The research is carried by IISc’s departments of aerospace engineering and the department of microbiology and cell biology.   A number of methodologies to generate shock waves of requisite strength have been designed and indigenously built in the Laboratory for Hypersonic and Shockwave Research (LHSR) in IISc. 

“This is an unusual kind of experiment with shock waves which is commonly associated with aerospace engineering. In fact, shock waves appear in nature, whenever different elements in a fluid, approach one another with a velocity larger than the local speed of sound. LHSR is among the best in the world and there are only 7 countries globally that have such a facility. There are 35 PhDs working on varied technologies and drug delivery device is one such research.  Utilising shock waves to increase the pressure and temperature in a propagating medium, enabled the development of shock wave assisted non-intrusive needleless drug delivery system, gene gun, cell transformation device at our lab”,  Dr Gopalan Jagadeesh, chairman, centre for excellence, Hypersonics and Professor, department of Aerospace Engineering, IISc, told Pharmabiz.

“We understand enough about shock waves. Now this needle free drug delivery device for vaccines and other injectable drugs is seen to be a landmark finding. The technology is patented in US and India,” he added.

The effectiveness of shock wave technologies can be a non-invasive treatment modality for diabetic foot wounds and vaccine delivery among others. The drug delivery is targeted and accurate into the Langerhans cells which are present in all layers of the epidermis, making it cost effective, he said.

Dr. Jagadeesh is also the Founder Director of Super-Wave Technology Pvt.
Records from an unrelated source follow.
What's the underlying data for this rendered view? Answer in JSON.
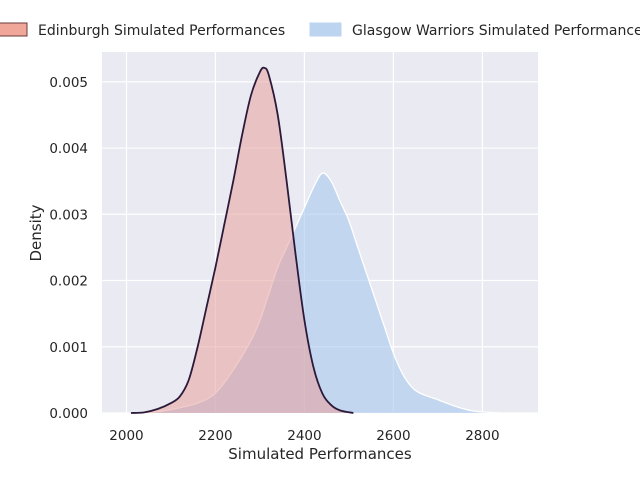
{
  "chart_data": {
    "type": "area",
    "title": "",
    "xlabel": "Simulated Performances",
    "ylabel": "Density",
    "xlim": [
      1945,
      2925
    ],
    "ylim": [
      0,
      0.00545
    ],
    "xticks": [
      2000,
      2200,
      2400,
      2600,
      2800
    ],
    "yticks": [
      0,
      0.001,
      0.002,
      0.003,
      0.004,
      0.005
    ],
    "xtick_labels": [
      "2000",
      "2200",
      "2400",
      "2600",
      "2800"
    ],
    "ytick_labels": [
      "0.000",
      "0.001",
      "0.002",
      "0.003",
      "0.004",
      "0.005"
    ],
    "grid": true,
    "legend_position": "top",
    "series": [
      {
        "name": "Edinburgh Simulated Performances",
        "fill_color": "#e8a09c",
        "line_color": "#2b1a3a",
        "points": [
          [
            2010,
            0
          ],
          [
            2040,
            1e-05
          ],
          [
            2070,
            6e-05
          ],
          [
            2100,
            0.00015
          ],
          [
            2120,
            0.00025
          ],
          [
            2140,
            0.0005
          ],
          [
            2160,
            0.001
          ],
          [
            2180,
            0.0016
          ],
          [
            2200,
            0.0022
          ],
          [
            2220,
            0.00285
          ],
          [
            2240,
            0.0035
          ],
          [
            2260,
            0.0042
          ],
          [
            2280,
            0.0048
          ],
          [
            2300,
            0.00515
          ],
          [
            2310,
            0.00521
          ],
          [
            2320,
            0.0051
          ],
          [
            2340,
            0.0045
          ],
          [
            2360,
            0.0035
          ],
          [
            2380,
            0.0024
          ],
          [
            2400,
            0.0014
          ],
          [
            2420,
            0.0007
          ],
          [
            2440,
            0.0003
          ],
          [
            2460,
            0.00012
          ],
          [
            2480,
            4e-05
          ],
          [
            2510,
            0
          ]
        ]
      },
      {
        "name": "Glasgow Warriors Simulated Performances",
        "fill_color": "#a9c8ec",
        "line_color": "#ffffff",
        "points": [
          [
            2040,
            0
          ],
          [
            2080,
            3e-05
          ],
          [
            2120,
            8e-05
          ],
          [
            2160,
            0.00015
          ],
          [
            2200,
            0.0003
          ],
          [
            2240,
            0.00065
          ],
          [
            2280,
            0.0011
          ],
          [
            2300,
            0.0014
          ],
          [
            2320,
            0.0018
          ],
          [
            2340,
            0.0022
          ],
          [
            2360,
            0.0025
          ],
          [
            2380,
            0.0028
          ],
          [
            2400,
            0.0031
          ],
          [
            2420,
            0.0034
          ],
          [
            2440,
            0.00362
          ],
          [
            2460,
            0.0035
          ],
          [
            2480,
            0.0032
          ],
          [
            2500,
            0.0029
          ],
          [
            2520,
            0.0025
          ],
          [
            2540,
            0.0021
          ],
          [
            2560,
            0.0017
          ],
          [
            2580,
            0.0013
          ],
          [
            2600,
            0.0009
          ],
          [
            2620,
            0.0006
          ],
          [
            2640,
            0.0004
          ],
          [
            2660,
            0.0003
          ],
          [
            2700,
            0.0002
          ],
          [
            2740,
            0.0001
          ],
          [
            2780,
            3e-05
          ],
          [
            2840,
            0
          ]
        ]
      }
    ]
  }
}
Ltd, an initiative with equity participation from IISc to commercialise his discoveries related to industrial applications of shock waves.  “Now it becomes very easy to ink pacts with the bio-pharma industry to upscale this technology finding. There is also an Ethics Committee within the IIsc to co-ordinate once an bio-pharma industry partner is identified, he said.

Another big advantage of the shock wave induced drug delivery is the positive outcome of both in-vivo and in-vitro studies which provides ample indication that we are on the right track, said Dr. Jagadeesh.

Dr Dipshikha Chakravorthy, associate professor, department of microbiology and cell biology, IISc said that the shock wave induced drug delivery patch is a significant development. With the rise in metabolic disorders like diabetes, this is seen as the way forward to replace injections and draw blood for diagnostic tests.